Electronic – Filter noise from a high voltage DC-DC converter

audioboostfilternoise

After finding a couple of triodes lying around I decided to build a valve preamp. I've built a simple boost converter based on a 555 timer to generate anode voltage.
schematic
pcb

The circuit is powered from a 9V mains adapter. VR1 is adjusted so that I get approximately 200V output.

'HV' output goes directly to the anode of the valve through an RC-filter (R=33 Ohm and C=220uF).

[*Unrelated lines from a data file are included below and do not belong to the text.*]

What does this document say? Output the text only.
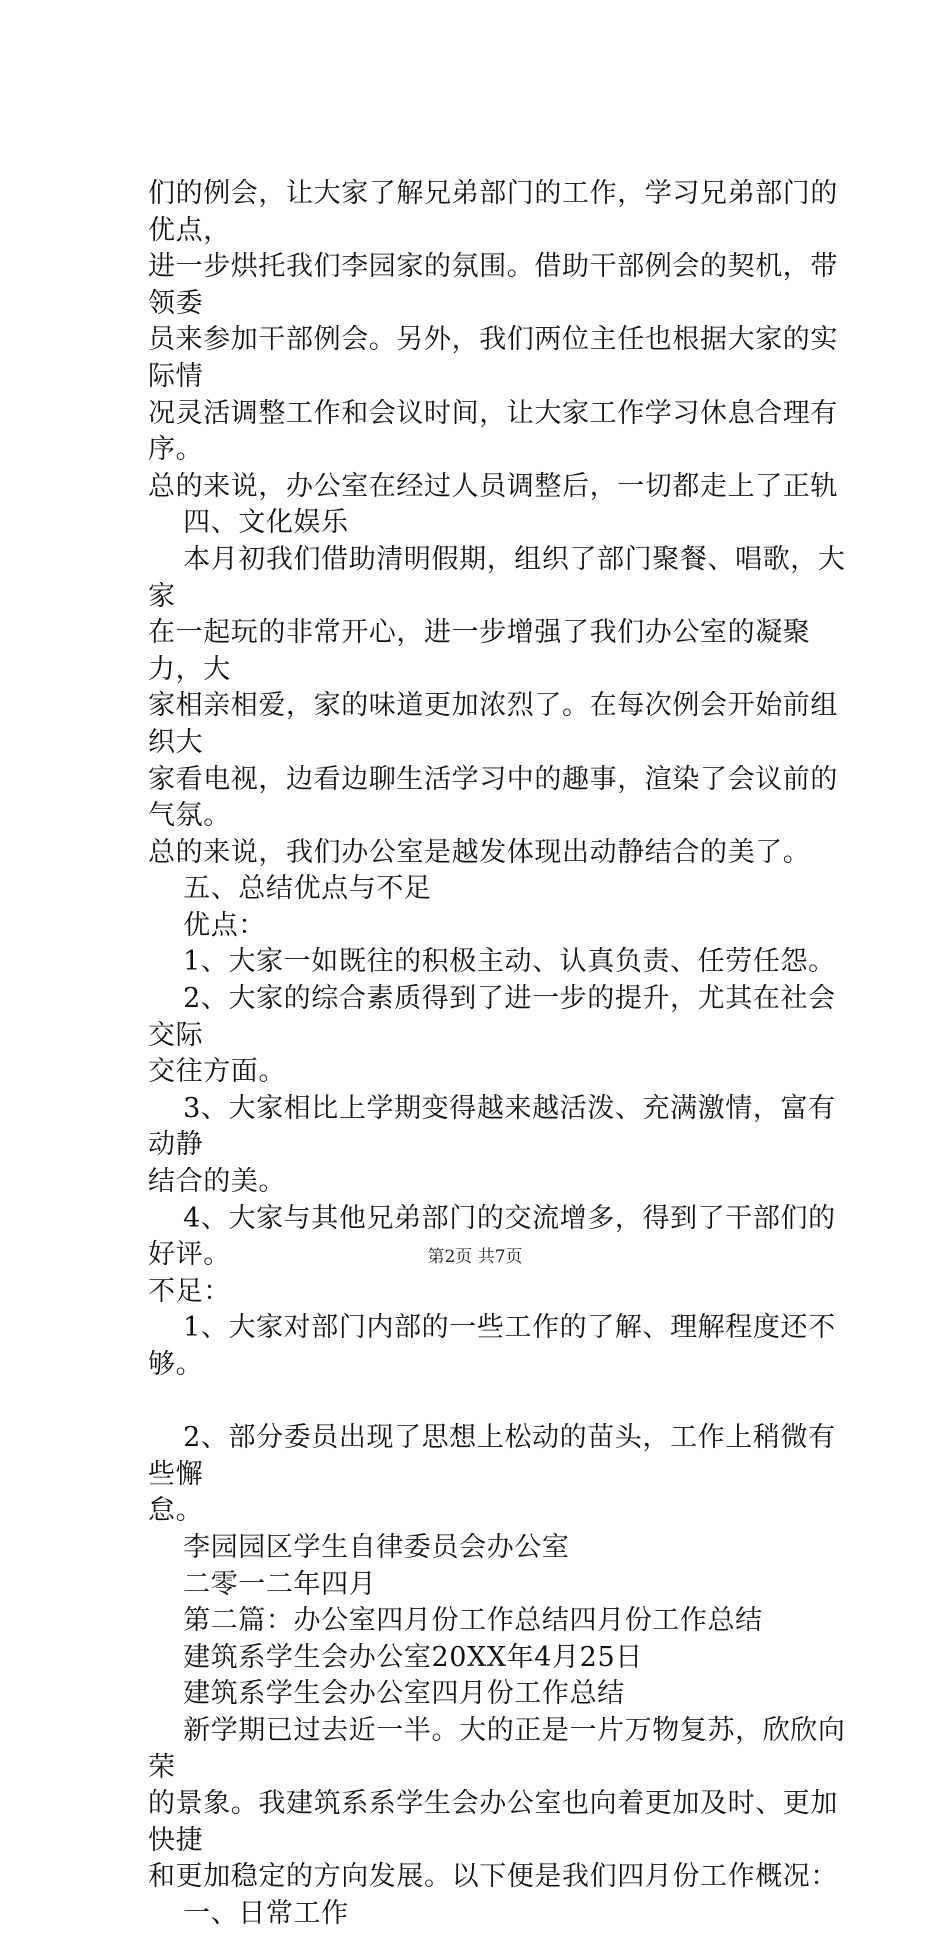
们的例会，让大家了解兄弟部门的工作，学习兄弟部门的优点，

进一步烘托我们李园家的氛围。借助干部例会的契机，带领委

员来参加干部例会。另外，我们两位主任也根据大家的实际情

况灵活调整工作和会议时间，让大家工作学习休息合理有序。

总的来说，办公室在经过人员调整后，一切都走上了正轨

四、文化娱乐

本月初我们借助清明假期，组织了部门聚餐、唱歌，大家

在一起玩的非常开心，进一步增强了我们办公室的凝聚力，大

家相亲相爱，家的味道更加浓烈了。在每次例会开始前组织大

家看电视，边看边聊生活学习中的趣事，渲染了会议前的气氛。

总的来说，我们办公室是越发体现出动静结合的美了。

五、总结优点与不足

优点：

1、大家一如既往的积极主动、认真负责、任劳任怨。

2、大家的综合素质得到了进一步的提升，尤其在社会交际

交往方面。

3、大家相比上学期变得越来越活泼、充满激情，富有动静

结合的美。

4、大家与其他兄弟部门的交流增多，得到了干部们的好评。

不足：

1、大家对部门内部的一些工作的了解、理解程度还不够。

2、部分委员出现了思想上松动的苗头，工作上稍微有些懈

怠。

李园园区学生自律委员会办公室

二零一二年四月

第二篇：办公室四月份工作总结四月份工作总结

建筑系学生会办公室20XX年4月25日

建筑系学生会办公室四月份工作总结

新学期已过去近一半。大的正是一片万物复苏，欣欣向荣

的景象。我建筑系系学生会办公室也向着更加及时、更加快捷

和更加稳定的方向发展。以下便是我们四月份工作概况：

一、日常工作

第2页 共7页
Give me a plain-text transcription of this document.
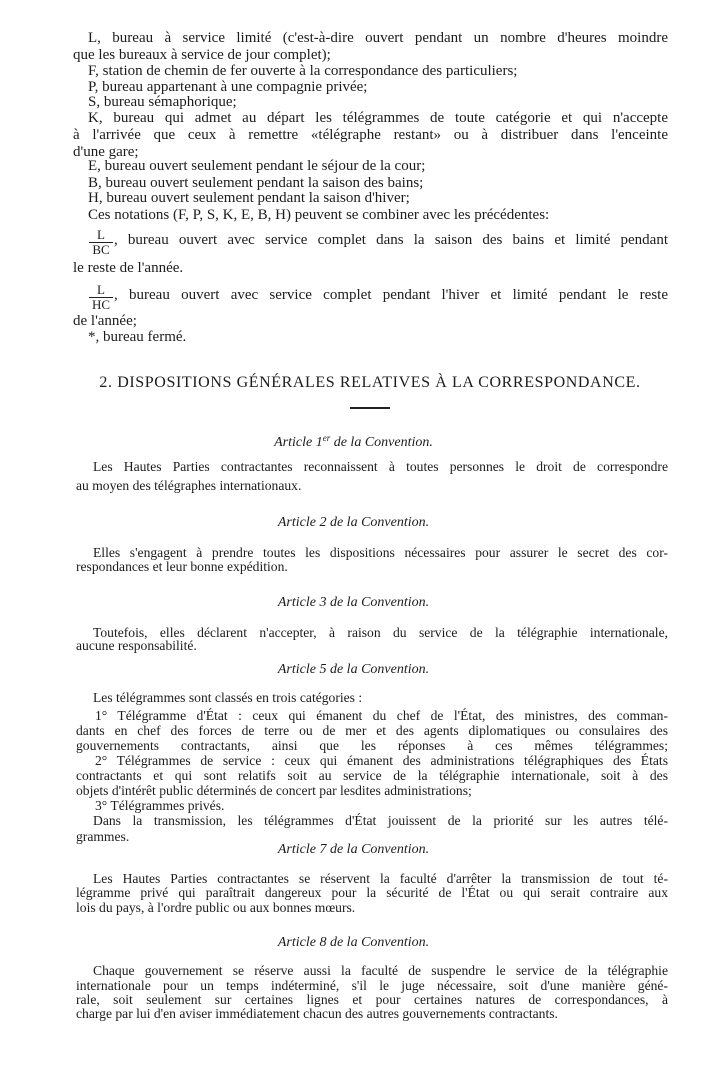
2. DISPOSITIONS GÉNÉRALES RELATIVES À LA CORRESPONDANCE.
L, bureau à service limité (c'est-à-dire ouvert pendant un nombre d'heures moindre
que les bureaux à service de jour complet);
F, station de chemin de fer ouverte à la correspondance des particuliers;
P, bureau appartenant à une compagnie privée;
S, bureau sémaphorique;
K, bureau qui admet au départ les télégrammes de toute catégorie et qui n'accepte
à l'arrivée que ceux à remettre «télégraphe restant» ou à distribuer dans l'enceinte
d'une gare;
E, bureau ouvert seulement pendant le séjour de la cour;
B, bureau ouvert seulement pendant la saison des bains;
H, bureau ouvert seulement pendant la saison d'hiver;
Ces notations (F, P, S, K, E, B, H) peuvent se combiner avec les précédentes:
, bureau ouvert avec service complet dans la saison des bains et limité pendant
le reste de l'année.
, bureau ouvert avec service complet pendant l'hiver et limité pendant le reste
de l'année;
*, bureau fermé.
$\frac{L}{BC}$
$\frac{L}{HC}$
Article 1er de la Convention.
Les Hautes Parties contractantes reconnaissent à toutes personnes le droit de correspondre
au moyen des télégraphes internationaux.
Article 2 de la Convention.
Elles s'engagent à prendre toutes les dispositions nécessaires pour assurer le secret des cor-
respondances et leur bonne expédition.
Article 3 de la Convention.
Toutefois, elles déclarent n'accepter, à raison du service de la télégraphie internationale,
aucune responsabilité.
Article 5 de la Convention.
Les télégrammes sont classés en trois catégories :
1° Télégramme d'État : ceux qui émanent du chef de l'État, des ministres, des comman-
dants en chef des forces de terre ou de mer et des agents diplomatiques ou consulaires des
gouvernements contractants, ainsi que les réponses à ces mêmes télégrammes;
2° Télégrammes de service : ceux qui émanent des administrations télégraphiques des États
contractants et qui sont relatifs soit au service de la télégraphie internationale, soit à des
objets d'intérêt public déterminés de concert par lesdites administrations;
3° Télégrammes privés.
Dans la transmission, les télégrammes d'État jouissent de la priorité sur les autres télé-
grammes.
Article 7 de la Convention.
Les Hautes Parties contractantes se réservent la faculté d'arrêter la transmission de tout té-
légramme privé qui paraîtrait dangereux pour la sécurité de l'État ou qui serait contraire aux
lois du pays, à l'ordre public ou aux bonnes mœurs.
Article 8 de la Convention.
Chaque gouvernement se réserve aussi la faculté de suspendre le service de la télégraphie
internationale pour un temps indéterminé, s'il le juge nécessaire, soit d'une manière géné-
rale, soit seulement sur certaines lignes et pour certaines natures de correspondances, à
charge par lui d'en aviser immédiatement chacun des autres gouvernements contractants.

When I probe the output of the amplifier I get a lot of noise from the boost converter (here is example of the noise superimposed on a 4.4kHz sine wave):

noise1

When I disconnect the power from the boost converter, the noise disappears and the signal is perfectly clean (while there is some charge left in the output capacitor).

How do I filter out this noise? I thought that the RC-filter would be sufficient, but apparently it's not.

edit:
I removed a 33 Ohm resistor from the RC-filter and added an LC-filter. Here is the schematic of the output:

enter image description here

The amplitude of the spikes now decreased, but the noise is still present.
noise2

Best Answer

My first attempts at fixing this would be:

1) add 100n ceramic bypass cap across C3

2) use another 220uH inductor and 220uF / 100n capacitor as a LC filter network on the HV out.